记录检查点开始前的XLOG位置, 用于检查点调度,和逻辑位置无关。
GetInsertRecPtr@src/ backend/access/transam/xlog.c

/*
 * GetInsertRecPtr -- Returns the current insert position.
 *
 * NOTE: The value *actually* returned is the position of the last full
 * xlog page. It lags behind the real insert position by at most 1 page.
 * For that, we don't need to scan through WAL insertion locks, and an
 * approximation is enough for the current usage of this function.
 */
XLogRecPtr
GetInsertRecPtr(void)
{
        /* use volatile pointer to prevent code rearrangement */
        volatile XLogCtlData *xlogctl = XLogCtl;
        XLogRecPtr      recptr;

        SpinLockAcquire(&xlogctl->info_lck);
        recptr = xlogctl->LogwrtRqst.Write;    //   写入并返回XLOG位置
        SpinLockRelease(&xlogctl->info_lck);

        return recptr;
}


检查点调度
IsCheckpointOnSchedule@src/backend/postmaster/checkpointer.c

/*
 * IsCheckpointOnSchedule -- are we on schedule to finish this checkpoint
 *               in time?
 *
 * Compares the current progress against the time/segments elapsed since last
 * checkpoint, and returns true if the progress we've made this far is greater
 * than the elapsed time/segments.
 */
static bool
IsCheckpointOnSchedule(double progress)
{
        XLogRecPtr      recptr;
        struct timeval now;
        double          elapsed_xlogs,
                                elapsed_time;

        Assert(ckpt_active);

        /* Scale progress according to checkpoint_completion_target. */
        progress *= CheckPointCompletionTarget;   // checkpoint_completion_target 参数控制系数,所以系数越大,progress越大。

        /*
         * Check against the cached value first. Only do the more expensive
         * calculations once we reach the target previously calculated. Since
         * neither time or WAL insert pointer moves backwards, a freshly
         * calculated value can only be greater than or equal to the cached value.
         */
        if (progress < ckpt_cached_elapsed)
                return false; // 返回false,checkpointer不休息

        /*
         * Check progress against WAL segments written and checkpoint_segments.
         *
         * We compare the current WAL insert location against the location
         * computed before calling CreateCheckPoint. The code in XLogInsert that
         * actually triggers a checkpoint when checkpoint_segments is exceeded
         * compares against RedoRecptr, so this is not completely accurate.
ca
         * However, it's good enough for our purposes, we're only calculating an
         * estimate anyway.
         */
        if (!RecoveryInProgress())
        {
                recptr = GetInsertRecPtr();
                elapsed_xlogs = (((double) (recptr - ckpt_start_recptr)) / XLogSegSize) / CheckPointSegments;
                //  CheckPointSegments由参数checkpoint_segments控制.
                //  checkpoint_completion_target 是0-1的范围
                //  checkpoint_segments是触发检查点的XLOG个数,
                //  假设checkpoint_completion_target = 0.1, progress传入参数=1, 那么
                //  checkpoint_segments=100, 那么每产生 0.1×100=10个XLOG文件后, checkpointer要休息一下,以免对性能造成太大影响
                // checkpointer休息多久由CheckpointWriteDelay函数来控制。
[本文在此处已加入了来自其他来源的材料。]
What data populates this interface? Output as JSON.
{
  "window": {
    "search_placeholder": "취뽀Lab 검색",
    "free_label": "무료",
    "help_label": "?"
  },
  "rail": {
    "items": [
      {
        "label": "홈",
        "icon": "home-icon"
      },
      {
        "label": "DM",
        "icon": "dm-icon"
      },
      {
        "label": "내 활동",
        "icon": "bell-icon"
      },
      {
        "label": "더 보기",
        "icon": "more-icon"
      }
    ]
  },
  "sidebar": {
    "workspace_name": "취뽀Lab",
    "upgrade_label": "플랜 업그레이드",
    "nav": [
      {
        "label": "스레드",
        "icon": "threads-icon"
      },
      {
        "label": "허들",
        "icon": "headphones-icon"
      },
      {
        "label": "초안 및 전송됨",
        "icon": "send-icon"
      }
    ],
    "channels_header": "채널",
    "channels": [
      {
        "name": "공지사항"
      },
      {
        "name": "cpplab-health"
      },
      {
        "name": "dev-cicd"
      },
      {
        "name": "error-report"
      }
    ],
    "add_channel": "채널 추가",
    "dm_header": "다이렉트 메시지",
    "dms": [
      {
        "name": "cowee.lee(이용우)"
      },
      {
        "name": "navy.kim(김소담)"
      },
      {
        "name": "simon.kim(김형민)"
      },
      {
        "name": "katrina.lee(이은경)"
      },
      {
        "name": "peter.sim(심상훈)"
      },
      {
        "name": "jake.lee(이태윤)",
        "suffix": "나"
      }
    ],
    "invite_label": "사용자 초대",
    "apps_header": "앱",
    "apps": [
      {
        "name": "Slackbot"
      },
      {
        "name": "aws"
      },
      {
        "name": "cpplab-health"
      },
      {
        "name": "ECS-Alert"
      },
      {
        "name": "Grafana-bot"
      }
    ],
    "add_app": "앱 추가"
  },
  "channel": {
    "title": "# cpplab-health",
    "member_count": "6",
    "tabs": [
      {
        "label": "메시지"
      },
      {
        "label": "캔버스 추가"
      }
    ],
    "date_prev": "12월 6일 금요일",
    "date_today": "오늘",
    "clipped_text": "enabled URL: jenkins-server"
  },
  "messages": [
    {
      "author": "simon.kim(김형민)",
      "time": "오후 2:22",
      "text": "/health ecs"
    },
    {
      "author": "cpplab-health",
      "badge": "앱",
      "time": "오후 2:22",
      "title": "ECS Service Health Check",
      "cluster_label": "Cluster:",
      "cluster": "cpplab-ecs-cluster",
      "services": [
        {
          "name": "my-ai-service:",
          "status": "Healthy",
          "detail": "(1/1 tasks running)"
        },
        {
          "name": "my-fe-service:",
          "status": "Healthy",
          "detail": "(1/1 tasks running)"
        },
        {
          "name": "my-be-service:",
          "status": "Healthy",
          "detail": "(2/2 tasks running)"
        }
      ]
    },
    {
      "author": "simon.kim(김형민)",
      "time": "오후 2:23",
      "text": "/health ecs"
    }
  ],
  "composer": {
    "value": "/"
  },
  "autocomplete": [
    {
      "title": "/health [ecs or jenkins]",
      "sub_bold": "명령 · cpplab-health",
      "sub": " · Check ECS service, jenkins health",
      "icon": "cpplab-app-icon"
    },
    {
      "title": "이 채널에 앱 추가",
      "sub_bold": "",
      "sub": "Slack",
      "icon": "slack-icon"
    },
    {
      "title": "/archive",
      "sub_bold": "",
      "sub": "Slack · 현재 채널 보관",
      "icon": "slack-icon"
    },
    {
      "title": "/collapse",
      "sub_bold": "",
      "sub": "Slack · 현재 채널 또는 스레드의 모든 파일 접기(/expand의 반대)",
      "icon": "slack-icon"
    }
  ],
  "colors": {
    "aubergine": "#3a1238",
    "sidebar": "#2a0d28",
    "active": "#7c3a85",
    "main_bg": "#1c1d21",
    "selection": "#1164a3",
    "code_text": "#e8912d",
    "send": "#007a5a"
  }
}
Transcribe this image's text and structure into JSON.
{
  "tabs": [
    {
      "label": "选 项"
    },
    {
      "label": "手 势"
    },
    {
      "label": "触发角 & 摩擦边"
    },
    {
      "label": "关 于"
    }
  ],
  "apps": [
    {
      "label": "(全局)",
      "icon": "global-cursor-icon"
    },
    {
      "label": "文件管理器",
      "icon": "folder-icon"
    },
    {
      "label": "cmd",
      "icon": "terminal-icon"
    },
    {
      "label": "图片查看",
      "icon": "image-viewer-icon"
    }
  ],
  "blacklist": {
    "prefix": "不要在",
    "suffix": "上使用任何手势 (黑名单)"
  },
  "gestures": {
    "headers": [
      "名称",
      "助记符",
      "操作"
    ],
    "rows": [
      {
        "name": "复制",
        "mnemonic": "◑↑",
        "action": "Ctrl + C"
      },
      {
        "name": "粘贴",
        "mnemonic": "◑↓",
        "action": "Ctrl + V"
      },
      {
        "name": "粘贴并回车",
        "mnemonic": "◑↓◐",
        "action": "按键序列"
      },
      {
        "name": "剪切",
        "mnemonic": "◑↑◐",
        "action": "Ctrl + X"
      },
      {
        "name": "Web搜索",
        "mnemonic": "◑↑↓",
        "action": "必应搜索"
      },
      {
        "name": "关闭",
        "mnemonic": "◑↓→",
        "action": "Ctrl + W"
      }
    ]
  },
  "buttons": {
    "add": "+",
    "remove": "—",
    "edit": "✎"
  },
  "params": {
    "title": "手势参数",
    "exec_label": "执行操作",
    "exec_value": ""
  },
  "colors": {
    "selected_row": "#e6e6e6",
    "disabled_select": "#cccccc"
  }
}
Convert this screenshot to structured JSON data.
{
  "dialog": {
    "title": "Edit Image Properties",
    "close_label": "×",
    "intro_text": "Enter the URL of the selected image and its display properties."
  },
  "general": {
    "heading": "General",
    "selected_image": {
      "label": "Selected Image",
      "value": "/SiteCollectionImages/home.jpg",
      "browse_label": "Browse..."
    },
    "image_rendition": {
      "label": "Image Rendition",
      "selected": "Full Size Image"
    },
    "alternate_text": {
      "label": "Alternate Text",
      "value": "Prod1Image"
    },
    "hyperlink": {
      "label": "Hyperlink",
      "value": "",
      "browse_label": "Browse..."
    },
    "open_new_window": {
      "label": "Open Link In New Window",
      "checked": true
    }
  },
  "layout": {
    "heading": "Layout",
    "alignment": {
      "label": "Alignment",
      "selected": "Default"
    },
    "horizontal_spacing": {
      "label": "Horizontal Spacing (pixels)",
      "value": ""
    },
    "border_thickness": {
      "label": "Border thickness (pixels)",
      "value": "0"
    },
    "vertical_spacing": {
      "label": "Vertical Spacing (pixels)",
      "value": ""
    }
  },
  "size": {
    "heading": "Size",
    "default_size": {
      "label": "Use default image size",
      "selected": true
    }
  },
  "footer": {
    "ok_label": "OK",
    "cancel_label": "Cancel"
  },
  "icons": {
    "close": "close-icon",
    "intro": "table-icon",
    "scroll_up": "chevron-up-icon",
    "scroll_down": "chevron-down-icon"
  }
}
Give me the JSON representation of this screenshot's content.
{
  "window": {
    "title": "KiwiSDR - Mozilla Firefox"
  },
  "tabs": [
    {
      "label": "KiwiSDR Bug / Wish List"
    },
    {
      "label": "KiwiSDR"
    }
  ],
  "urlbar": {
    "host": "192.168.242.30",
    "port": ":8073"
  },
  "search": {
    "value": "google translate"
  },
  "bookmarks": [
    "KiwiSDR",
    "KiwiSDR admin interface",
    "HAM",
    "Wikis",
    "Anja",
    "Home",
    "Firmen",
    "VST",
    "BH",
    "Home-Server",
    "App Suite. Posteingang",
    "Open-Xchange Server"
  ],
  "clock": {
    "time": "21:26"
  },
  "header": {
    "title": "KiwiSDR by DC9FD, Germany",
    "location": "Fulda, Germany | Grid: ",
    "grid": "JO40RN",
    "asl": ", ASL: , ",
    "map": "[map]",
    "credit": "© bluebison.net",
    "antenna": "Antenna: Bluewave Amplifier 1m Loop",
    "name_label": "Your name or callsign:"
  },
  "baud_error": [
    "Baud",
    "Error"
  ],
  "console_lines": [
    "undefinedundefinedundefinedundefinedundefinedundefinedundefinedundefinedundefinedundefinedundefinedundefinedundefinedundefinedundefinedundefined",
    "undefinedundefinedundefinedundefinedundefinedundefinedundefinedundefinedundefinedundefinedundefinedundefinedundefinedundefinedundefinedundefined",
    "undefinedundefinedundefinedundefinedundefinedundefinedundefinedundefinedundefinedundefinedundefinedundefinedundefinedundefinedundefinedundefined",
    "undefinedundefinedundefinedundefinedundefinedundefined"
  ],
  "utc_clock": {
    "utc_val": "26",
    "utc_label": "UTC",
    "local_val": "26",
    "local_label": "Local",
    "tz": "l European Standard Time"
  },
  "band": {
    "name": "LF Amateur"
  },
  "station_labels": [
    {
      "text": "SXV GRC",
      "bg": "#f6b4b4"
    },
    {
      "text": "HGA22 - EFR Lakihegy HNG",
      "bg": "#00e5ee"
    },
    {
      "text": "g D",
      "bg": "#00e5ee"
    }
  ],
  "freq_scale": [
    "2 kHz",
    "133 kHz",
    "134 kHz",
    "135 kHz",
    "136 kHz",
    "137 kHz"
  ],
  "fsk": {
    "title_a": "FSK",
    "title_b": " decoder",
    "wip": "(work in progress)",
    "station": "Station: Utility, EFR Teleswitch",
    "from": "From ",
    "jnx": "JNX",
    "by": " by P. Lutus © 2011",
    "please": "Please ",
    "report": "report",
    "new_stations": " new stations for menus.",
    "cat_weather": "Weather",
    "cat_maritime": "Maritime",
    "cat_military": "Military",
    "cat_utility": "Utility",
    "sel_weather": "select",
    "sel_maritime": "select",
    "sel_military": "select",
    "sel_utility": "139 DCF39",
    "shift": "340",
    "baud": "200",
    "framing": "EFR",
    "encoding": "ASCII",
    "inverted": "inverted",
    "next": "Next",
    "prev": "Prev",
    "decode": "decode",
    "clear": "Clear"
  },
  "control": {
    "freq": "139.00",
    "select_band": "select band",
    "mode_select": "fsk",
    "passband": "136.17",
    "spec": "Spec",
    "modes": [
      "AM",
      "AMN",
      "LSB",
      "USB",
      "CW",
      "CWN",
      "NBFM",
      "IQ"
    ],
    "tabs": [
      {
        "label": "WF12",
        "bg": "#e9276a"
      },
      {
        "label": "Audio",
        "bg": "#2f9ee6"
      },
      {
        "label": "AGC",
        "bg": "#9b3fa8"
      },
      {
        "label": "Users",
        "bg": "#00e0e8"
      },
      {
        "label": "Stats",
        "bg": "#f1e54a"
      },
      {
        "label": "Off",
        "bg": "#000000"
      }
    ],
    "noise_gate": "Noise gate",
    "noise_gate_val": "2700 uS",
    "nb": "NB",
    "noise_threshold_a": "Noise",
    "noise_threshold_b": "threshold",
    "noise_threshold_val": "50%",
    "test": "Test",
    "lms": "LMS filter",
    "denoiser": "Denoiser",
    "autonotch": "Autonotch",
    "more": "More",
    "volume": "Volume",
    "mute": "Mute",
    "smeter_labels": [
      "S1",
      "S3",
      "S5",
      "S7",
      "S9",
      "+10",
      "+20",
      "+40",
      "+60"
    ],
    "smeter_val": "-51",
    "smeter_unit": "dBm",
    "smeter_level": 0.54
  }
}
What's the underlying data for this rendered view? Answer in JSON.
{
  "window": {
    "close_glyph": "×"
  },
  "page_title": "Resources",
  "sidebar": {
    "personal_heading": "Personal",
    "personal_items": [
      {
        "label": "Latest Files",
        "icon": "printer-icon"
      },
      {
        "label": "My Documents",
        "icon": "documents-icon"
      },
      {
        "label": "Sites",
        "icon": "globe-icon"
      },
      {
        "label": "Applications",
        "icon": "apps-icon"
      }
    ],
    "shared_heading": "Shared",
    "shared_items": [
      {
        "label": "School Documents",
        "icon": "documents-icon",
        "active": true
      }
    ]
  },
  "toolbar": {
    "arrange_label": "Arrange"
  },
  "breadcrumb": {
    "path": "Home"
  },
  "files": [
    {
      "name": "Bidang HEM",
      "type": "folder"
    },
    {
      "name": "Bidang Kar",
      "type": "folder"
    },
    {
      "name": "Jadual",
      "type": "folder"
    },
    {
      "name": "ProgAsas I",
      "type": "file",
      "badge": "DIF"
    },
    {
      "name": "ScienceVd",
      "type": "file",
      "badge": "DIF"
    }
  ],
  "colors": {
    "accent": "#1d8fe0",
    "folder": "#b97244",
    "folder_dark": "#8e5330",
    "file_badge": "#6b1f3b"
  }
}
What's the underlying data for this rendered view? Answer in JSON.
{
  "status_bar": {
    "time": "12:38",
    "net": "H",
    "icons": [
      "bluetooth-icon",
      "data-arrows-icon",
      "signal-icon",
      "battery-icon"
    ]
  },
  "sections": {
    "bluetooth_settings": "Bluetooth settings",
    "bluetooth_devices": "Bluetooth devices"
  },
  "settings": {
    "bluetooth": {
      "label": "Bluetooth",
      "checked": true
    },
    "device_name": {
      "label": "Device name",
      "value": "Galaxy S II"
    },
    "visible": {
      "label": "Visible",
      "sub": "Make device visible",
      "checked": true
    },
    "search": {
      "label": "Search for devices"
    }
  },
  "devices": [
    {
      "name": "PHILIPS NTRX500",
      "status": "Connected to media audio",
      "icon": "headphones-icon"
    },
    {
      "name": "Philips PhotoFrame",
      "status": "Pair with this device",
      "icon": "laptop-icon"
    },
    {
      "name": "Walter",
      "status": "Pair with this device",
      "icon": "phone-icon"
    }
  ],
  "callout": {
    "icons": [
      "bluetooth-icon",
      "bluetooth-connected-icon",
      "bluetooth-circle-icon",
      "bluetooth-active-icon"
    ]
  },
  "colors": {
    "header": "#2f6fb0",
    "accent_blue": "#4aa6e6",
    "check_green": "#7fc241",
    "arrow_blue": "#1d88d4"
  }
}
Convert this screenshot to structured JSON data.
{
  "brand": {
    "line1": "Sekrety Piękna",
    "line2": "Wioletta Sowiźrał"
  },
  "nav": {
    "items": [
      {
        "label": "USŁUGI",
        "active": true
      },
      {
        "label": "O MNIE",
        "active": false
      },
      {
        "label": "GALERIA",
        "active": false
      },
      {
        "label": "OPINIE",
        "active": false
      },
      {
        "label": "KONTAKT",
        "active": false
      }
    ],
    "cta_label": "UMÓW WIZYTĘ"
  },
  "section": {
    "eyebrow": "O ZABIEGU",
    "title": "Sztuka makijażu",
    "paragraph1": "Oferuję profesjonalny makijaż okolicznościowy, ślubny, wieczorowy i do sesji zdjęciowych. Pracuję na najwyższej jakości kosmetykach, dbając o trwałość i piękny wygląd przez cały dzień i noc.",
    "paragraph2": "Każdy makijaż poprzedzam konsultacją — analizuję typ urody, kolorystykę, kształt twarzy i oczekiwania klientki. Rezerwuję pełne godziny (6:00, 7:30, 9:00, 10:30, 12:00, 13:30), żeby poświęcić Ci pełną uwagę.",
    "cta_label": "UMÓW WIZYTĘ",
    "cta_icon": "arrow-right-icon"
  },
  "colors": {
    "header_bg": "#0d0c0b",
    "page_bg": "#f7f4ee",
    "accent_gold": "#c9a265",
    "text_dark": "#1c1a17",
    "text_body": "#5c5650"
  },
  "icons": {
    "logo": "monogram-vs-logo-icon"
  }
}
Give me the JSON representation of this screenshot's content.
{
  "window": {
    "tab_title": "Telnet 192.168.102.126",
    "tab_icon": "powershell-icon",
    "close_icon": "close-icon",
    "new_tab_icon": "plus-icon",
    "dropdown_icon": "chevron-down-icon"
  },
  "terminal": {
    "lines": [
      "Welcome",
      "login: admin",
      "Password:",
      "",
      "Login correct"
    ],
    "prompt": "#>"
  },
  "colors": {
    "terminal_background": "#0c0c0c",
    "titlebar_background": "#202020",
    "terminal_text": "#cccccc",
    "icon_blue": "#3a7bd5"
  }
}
                if (progress < elapsed_xlogs) // 未达到休息点
                {
                        ckpt_cached_elapsed = elapsed_xlogs;
                        return false; // 返回false,checkpointer不休息
                }
        }

        /*
         * Check progress against time elapsed and checkpoint_timeout.
         */
        gettimeofday(&now, NULL);
        elapsed_time = ((double) ((pg_time_t) now.tv_sec - ckpt_start_time) +
                                        now.tv_usec / 1000000.0) / CheckPointTimeout; // 另一个判断依据是检查点耗时和checkpoint_timeout参数。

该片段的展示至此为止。